NA ESCOLA, ESTUDAR E APRENDER A CONVIVER
Outras lembranças boas que tenho são da escola onde tinha muitas crianças, mais do que na minha rua inteira. Era um corre-corre, uma bagunça. Inicialmente tive dificuldade para reconhecer as letras, pois antes, só tinha feito bolinhas e risquinhos no caderno e cantava e brincava na escolinha, o que foi ótimo! Queria muito entender o que eram aqueles signos (as letras). No começo foi um pouco difícil, mas logo entendi como aquilo funcionava e então fiquei encantada. Quando consegui entender que a letra b com a, dava ba e ba mais ba, formava babá, logo já estava lendo tudo o que aparecia pela frente. Aprender a ler foi realmente mágico! Neste período escolar, os xingamentos eram muito comuns. Chamavam-me de “saco de osso”. Eu era realmente magra nesta época. Não dava para diferenciar a canela da perna, era uma coisa só, os braços eram gravetos. Engraçado como não me abalava com estas coisas, mas não era só eu, todos encaravam como algo normal. Se aquilo cansava muito, o negócio era partir pra briga, mas nunca gostei disto, já pensava na roupa que iria sujar, o cabelo despentear e na surra que iria levar em casa, então não valia a pena.

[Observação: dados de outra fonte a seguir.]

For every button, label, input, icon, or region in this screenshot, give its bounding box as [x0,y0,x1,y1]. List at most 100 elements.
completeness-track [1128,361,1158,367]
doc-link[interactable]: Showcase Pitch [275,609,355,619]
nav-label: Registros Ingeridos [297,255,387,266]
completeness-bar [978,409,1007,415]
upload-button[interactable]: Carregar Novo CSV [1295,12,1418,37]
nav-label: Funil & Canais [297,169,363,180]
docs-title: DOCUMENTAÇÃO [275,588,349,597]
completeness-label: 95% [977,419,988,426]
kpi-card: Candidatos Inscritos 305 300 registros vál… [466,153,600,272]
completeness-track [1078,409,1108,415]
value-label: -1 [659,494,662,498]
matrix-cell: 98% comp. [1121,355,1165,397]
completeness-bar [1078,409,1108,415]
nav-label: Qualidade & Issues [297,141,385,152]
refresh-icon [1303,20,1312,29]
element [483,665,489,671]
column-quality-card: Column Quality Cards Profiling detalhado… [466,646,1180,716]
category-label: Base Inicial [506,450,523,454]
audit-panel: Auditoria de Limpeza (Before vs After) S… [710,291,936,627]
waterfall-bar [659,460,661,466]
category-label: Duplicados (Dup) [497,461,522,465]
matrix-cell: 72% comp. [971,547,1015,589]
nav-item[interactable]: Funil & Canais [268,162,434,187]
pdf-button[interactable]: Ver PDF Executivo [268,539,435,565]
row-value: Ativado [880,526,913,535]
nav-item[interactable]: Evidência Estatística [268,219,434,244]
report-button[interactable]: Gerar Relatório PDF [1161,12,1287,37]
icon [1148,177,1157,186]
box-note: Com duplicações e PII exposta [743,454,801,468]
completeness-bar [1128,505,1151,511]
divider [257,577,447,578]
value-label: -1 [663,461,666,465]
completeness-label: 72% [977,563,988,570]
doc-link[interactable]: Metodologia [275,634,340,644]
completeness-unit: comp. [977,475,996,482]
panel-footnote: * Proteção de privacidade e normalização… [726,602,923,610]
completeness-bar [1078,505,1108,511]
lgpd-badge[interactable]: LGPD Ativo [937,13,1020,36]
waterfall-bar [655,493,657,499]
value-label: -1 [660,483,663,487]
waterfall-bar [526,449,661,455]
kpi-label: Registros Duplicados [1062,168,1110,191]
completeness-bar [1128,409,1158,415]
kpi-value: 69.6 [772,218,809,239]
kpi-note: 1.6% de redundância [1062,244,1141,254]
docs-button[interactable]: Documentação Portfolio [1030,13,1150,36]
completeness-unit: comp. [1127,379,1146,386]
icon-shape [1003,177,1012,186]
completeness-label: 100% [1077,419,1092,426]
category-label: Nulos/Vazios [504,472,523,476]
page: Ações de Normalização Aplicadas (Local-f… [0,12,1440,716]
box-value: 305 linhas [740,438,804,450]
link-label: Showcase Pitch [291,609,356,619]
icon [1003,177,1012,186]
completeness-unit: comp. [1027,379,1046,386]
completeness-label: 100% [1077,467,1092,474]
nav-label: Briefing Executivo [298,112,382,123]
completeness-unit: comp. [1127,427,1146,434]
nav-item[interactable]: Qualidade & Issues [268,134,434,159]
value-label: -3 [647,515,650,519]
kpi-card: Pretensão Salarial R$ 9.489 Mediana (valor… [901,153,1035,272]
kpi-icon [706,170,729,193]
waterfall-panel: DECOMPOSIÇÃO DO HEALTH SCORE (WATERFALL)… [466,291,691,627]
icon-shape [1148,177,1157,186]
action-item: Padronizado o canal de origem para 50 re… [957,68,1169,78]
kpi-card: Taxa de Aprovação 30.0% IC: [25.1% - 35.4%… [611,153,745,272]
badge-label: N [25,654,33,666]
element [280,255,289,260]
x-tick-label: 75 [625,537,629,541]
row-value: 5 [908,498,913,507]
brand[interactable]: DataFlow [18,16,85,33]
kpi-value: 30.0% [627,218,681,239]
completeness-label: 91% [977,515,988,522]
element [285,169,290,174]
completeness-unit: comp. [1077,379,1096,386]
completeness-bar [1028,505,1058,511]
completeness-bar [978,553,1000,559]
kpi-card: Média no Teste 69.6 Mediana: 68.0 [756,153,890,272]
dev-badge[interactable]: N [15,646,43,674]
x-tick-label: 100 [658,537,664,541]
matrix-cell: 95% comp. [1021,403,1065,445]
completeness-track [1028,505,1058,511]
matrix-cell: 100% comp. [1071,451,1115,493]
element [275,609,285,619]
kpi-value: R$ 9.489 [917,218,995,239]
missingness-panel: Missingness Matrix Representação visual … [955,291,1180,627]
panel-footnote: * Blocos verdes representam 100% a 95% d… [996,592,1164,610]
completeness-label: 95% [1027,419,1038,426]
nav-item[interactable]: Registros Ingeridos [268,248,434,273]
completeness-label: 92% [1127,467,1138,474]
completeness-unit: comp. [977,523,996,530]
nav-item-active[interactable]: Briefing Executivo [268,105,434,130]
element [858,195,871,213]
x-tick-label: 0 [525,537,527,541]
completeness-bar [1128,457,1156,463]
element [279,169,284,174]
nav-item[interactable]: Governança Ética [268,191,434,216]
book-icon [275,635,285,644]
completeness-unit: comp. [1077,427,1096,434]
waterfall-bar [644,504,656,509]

PÁSCOA SEM CHOCOLATE, MAS MUITO DOCE.
Minhas maiores ambições era ganhar uma roupa nova no aniversário e uma boneca no Natal. Eram só estas datas mesmo. Não tinha Dia da Criança, Páscoa, etc. No resto do ano, tanto as roupas como os brinquedos herdávamos de primos mais velhos. O vestido de noiva da minha mãe foi reformado e foi o meu vestido da primeira comunhão. Aliás, lembro-me perfeitamente deste período, gostava tanto das aulas de catecismo que pensei firmemente em ser freira. No dia da minha primeira comunhão, uma amiga da minha mãe me levou a um convento na Av. Santo Amaro (São Paulo/SP) e senti-me tão bem, tão calma neste lugar que pensei que morar lá, seria como estar no céu. Neste dia, compreendi que religião não era saber tudo o que a catequista ensinava, mas estar próximo de algo Divino é um sentimento pleno que nos enche de paz e amor. E por que contei tudo isto! Quero convidar você a fazer o mesmo. Vasculhe suas memórias, relembre seu tempo de criança. E não é para achar que aquele tempo é melhor do que o de hoje, pois o que já foi, já era. Mas, que aquele foi o seu momento. Reviva suas emoções. Descomplique. Veja como lidávamos com preconceito, bullying, falta de dinheiro, brigas, entre outras coisas, de forma mais simples, sem tanto peso. Não queira achar uma explicação para tudo. Reencontre a criança que você foi, pois lá está o seu verdadeiro eu. E, não há bacalhau ou chocolate que possa substituir esta plenitude. E é com este mesmo espírito que a convoco a resgatar o que há de mais puro e verdadeiro e vivencie-o. Ressuscite os seus verdadeiros e profundos sentimentos. Relembre, Reviva, Reencontre e Resgate o verdadeiro significado da Páscoa!